Recently Aja got me an Mp3 player for the car. It's a cer stereo that also takes Mp3 Cds, an incredibly cool thing, considering how much music we have.
So when I got to the poiunt of downloading an audiobook from NetLibrary, I naively assumed I'd be able to play it in the car. The car stereo plays Mp3 and WMA files, and the Netlibary downloads are WMAs.
Unfortunately, DRM stood in my way. Before the audio file will play, it ha to check with Netlibrary to make sure you have permission to use the file. As the car stereo doesn't have an Internet connection, it can't check with Netlibrary to get the relevant permissions. So the major use I would have for an audiobook (driving to and from work) can't be fulfilled this way.
It's a shame. I love audiobooks. When I lived in gastonia I drove for an hour and a half each day, and listened to some great fiction while driving. Now, my drive is ten to fifteen minutes, but it would still be fun to be able to listen to something while I drove.
The sad thing is that it would be comparatively simple (if illegal) to make a playable Mp3 CD of any audiobook the library has. I'm not going to do it, because I have more respect for library property than that and I don't want to break the law, but this is another case of legal methods being more fiddly and annoying than illegal methods.
I have friend who loves listening to music on his computer.
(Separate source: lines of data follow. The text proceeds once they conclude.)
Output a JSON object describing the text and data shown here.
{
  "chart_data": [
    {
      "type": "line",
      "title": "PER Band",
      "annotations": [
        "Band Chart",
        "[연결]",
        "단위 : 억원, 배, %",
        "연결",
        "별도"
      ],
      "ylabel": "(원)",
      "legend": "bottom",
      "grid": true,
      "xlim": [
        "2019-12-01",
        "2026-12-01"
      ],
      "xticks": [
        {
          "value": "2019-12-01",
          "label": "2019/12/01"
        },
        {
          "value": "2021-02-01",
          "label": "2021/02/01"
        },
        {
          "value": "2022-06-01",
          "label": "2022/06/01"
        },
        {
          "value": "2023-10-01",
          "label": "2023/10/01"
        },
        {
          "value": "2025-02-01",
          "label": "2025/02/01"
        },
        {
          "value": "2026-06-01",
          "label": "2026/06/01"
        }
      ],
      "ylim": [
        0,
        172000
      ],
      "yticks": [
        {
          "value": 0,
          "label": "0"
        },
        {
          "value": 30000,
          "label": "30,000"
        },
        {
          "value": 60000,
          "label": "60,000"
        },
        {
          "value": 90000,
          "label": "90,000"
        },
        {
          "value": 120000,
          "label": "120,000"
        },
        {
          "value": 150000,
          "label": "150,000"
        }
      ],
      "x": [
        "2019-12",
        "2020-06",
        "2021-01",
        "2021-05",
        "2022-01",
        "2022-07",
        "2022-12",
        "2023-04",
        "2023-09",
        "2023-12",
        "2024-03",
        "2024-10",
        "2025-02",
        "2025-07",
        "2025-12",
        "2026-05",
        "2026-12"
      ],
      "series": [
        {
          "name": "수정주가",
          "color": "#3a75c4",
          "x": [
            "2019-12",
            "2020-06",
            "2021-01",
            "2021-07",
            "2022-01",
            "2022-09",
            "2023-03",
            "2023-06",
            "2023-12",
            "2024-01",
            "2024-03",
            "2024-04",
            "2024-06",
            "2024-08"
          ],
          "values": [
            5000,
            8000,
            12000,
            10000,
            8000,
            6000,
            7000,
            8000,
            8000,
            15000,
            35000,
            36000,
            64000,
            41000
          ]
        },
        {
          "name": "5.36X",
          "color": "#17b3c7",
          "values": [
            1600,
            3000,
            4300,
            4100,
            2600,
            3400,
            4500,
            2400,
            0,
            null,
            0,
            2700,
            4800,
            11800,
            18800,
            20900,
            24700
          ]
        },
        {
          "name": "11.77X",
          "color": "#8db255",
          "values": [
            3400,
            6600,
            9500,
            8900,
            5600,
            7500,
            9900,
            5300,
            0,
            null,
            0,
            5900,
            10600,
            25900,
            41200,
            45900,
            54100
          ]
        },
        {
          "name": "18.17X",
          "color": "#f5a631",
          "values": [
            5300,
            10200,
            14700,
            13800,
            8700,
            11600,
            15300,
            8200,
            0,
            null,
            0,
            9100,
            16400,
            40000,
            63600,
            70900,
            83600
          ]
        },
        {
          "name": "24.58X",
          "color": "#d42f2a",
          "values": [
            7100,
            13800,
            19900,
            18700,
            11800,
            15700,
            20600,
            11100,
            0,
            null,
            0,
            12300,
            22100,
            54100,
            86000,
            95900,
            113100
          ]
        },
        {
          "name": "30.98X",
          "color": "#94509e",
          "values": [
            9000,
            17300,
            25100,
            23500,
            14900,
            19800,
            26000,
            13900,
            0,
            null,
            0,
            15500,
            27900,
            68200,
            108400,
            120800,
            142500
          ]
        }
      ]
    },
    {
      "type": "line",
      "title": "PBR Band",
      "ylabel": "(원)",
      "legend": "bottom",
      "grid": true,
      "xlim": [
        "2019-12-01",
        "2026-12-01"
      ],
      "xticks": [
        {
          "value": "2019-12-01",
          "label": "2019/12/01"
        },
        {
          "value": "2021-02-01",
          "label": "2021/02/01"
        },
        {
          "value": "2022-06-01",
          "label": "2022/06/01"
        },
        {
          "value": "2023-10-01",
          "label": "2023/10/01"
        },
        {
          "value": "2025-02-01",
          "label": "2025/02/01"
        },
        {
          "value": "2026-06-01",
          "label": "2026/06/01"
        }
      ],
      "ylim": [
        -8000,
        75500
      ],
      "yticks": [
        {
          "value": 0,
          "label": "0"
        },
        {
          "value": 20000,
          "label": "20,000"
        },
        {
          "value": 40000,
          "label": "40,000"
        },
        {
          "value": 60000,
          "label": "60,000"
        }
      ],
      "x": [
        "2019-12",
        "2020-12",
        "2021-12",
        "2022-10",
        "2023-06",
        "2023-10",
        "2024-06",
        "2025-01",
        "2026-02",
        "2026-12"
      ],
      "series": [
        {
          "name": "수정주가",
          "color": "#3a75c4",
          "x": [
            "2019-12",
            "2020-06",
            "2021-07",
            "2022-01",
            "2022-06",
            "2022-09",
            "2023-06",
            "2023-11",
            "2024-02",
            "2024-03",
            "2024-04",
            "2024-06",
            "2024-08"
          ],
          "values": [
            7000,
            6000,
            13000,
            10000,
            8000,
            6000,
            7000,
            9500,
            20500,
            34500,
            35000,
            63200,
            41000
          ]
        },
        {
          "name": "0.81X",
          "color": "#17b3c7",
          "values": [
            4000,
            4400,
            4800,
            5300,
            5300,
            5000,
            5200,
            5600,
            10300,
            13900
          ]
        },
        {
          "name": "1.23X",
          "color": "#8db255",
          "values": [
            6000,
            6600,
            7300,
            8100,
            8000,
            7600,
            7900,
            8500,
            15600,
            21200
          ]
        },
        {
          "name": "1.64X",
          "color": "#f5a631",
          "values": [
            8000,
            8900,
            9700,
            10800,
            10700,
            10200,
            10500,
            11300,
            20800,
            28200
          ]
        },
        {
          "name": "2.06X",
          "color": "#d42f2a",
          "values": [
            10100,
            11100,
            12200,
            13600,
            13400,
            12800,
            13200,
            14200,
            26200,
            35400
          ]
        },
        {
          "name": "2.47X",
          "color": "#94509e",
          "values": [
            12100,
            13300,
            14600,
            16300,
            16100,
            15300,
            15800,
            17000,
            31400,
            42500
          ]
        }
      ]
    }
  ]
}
He is online most of the time, and likes having a soundtrack. I don't think he owns a CD player other than the one in his car and the one in his Mac. He had recently bought an album (I think it was the Velvet Revolver debut one) and tried putting it in his computer. Instead of playing the CD, it crashed his computer. Seriously crashed it. The reason was, it was loaded with copy-protection software designed to work on a PC, and instead of working on his Mac it crashed the whole thing. It also didn't work in his car.
Eventually, to listen to the album he had laid down hard currency for, he had to download it illegally.
That's an example of companies turning consumers off. I really hope NetLibrary doesn't turn out to be the same thing.